Paul Gipe, escrevendo para a National Geographic em 2013, argumentou que mais energia renovável foi implantada no mundo com a ajuda de tarifas feed-in do que por meio de medição líquida. De acordo com a IEA, a quantidade de energia solar implantada via net metering foi de apenas 2 por cento na melhor das hipóteses, com níveis igualmente desanimadores para vento, biogás e outras energias renováveis. Gipe também destaca que as tarifas feed-in pagam taxas diferentes para diferentes tecnologias, o preço refletindo o custo médio de geração de eletricidade a partir dessa tecnologia. O efeito disso é desacoplar o preço pago pela eletricidade renovável do preço de atacado e varejo, proporcionando uma taxa de retorno justa e razoável e, portanto, um incentivo eficaz para instalar um sistema de energia renovável em primeiro lugar, que é exatamente o que o mundo deve ter como objetivo alcançar. Na Alemanha, isso permitiu que os cidadãos construíssem e possuíssem quase metade das turbinas eólicas, fotovoltaicas e biogás instaladas naquele país, investindo mais de US $ 100 bilhões em energias renováveis.

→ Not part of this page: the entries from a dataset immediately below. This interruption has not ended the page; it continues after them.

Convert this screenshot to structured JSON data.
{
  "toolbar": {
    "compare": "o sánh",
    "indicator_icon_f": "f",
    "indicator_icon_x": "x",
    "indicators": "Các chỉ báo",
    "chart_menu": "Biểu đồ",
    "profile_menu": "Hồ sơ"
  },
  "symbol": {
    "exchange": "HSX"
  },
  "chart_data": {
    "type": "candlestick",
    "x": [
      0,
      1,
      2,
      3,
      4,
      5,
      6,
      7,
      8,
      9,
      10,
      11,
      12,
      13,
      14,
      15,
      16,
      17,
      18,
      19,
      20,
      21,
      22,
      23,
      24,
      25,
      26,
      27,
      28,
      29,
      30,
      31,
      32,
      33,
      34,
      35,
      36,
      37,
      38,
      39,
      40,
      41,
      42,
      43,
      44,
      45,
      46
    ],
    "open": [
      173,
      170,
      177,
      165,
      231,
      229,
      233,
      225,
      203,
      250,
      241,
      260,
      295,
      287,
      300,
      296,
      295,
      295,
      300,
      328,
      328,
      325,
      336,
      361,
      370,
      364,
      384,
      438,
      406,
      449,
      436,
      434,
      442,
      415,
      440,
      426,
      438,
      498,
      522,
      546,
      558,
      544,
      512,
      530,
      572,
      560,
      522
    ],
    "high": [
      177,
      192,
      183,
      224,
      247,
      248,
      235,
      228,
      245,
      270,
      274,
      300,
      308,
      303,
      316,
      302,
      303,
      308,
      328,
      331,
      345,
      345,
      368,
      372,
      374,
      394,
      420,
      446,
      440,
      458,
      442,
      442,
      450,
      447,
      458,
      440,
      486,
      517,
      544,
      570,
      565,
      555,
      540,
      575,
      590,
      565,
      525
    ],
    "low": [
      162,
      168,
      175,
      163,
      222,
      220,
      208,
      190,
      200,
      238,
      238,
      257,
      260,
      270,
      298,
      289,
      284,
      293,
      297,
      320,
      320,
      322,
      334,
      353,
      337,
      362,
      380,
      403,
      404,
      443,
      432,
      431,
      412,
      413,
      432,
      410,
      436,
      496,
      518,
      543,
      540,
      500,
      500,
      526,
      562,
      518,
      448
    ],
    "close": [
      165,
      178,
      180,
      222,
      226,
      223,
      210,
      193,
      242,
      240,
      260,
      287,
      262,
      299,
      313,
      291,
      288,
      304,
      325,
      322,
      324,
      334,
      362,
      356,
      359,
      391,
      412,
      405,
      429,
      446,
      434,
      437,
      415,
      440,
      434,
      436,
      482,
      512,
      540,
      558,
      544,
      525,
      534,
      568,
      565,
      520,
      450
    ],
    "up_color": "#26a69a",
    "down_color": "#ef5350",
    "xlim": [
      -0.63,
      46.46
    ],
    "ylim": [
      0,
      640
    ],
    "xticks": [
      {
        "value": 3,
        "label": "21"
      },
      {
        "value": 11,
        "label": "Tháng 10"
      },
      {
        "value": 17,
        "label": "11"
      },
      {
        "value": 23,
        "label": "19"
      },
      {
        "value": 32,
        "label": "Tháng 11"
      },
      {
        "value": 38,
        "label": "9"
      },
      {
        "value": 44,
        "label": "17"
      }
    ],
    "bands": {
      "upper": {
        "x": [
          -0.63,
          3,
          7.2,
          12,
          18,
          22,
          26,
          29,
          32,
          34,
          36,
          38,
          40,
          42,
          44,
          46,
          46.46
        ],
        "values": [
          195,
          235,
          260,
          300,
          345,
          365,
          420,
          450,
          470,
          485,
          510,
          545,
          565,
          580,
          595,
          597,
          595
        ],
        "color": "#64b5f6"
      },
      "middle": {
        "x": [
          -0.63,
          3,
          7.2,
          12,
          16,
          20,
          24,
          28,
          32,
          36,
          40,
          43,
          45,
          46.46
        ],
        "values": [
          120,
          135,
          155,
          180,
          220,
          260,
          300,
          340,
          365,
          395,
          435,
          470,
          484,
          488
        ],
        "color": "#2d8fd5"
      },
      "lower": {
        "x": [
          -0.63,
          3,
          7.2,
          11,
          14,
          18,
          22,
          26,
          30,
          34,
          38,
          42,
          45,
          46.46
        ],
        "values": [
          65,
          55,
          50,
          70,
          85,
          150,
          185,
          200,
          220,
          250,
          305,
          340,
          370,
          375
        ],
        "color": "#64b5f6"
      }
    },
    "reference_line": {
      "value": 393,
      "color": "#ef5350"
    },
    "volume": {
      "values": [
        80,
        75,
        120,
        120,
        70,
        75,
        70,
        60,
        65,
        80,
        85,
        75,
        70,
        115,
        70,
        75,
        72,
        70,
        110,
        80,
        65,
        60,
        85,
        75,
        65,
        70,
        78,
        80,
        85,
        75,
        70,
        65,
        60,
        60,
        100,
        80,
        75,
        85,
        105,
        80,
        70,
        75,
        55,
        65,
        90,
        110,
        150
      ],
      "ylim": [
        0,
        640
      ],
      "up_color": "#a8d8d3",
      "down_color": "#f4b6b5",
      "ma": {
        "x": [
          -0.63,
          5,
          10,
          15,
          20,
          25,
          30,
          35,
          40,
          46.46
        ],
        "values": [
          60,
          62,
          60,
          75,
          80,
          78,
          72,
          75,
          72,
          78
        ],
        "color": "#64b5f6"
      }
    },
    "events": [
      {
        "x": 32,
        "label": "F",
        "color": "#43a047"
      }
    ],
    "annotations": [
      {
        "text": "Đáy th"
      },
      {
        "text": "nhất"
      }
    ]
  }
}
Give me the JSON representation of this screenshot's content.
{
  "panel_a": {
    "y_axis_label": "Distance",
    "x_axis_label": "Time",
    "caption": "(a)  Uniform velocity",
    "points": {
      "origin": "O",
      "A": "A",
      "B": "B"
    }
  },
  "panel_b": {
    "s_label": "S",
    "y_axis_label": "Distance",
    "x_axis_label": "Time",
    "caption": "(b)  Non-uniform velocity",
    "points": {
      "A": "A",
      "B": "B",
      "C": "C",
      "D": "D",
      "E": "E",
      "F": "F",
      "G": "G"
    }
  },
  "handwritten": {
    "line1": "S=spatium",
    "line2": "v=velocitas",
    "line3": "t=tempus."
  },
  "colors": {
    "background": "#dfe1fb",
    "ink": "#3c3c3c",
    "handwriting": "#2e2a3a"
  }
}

Essas coisas simplesmente não são possíveis com a medição líquida. Na verdade, Gipe argumenta que a medição líquida é realmente contraproducente, pois dá aos formuladores de políticas a capacidade de atrair rapidamente o público, permitindo-lhes parecer que estão fazendo algo para descarbonizar as redes de energia, enquanto na verdade fazem muito pouco e protegendo o modelo de negócios de utilities estabelecido, baseado em combustíveis fósseis, no processo.

Para ser justo, tanto a medição líquida quanto o FiTS fornecem incentivos para tecnologias de DG, como eólica e solar. Acontece que FiTS é de longe a melhor abordagem. Isso levou alguns utilitários a identificarem a medição de rede e o FiTS como uma ameaça ao modelo de negócios normal de utilitários estabelecidos (consulte também o artigo da Engenharia Interessante sobre Geração Distribuída), o que é claro, e continuará a ser com o aumento da implantação de no local energia renovável. No entanto, os benefícios da energia renovável de geração distribuída (GD) são vários, não menos importante, a necessidade reduzida de centrais elétricas centralizadas e pesadas e a consequente redução da pressão sobre a rede nacional. Embora para tudo e todos que estão vivos na superfície do planeta, há também a vantagem muito mais importante de que é a principal forma pela qual nossa sociedade pode descarbonizar o setor elétrico global o mais rápido possível. Algo que precisamos urgentemente começar e fazer.

CONSULTE TAMBÉM: Utilitários que ameaçam a Geração Distribuída: Como eles podem responder?


Assista o vídeo: How Does Net Metering Work? (Dezembro 2021).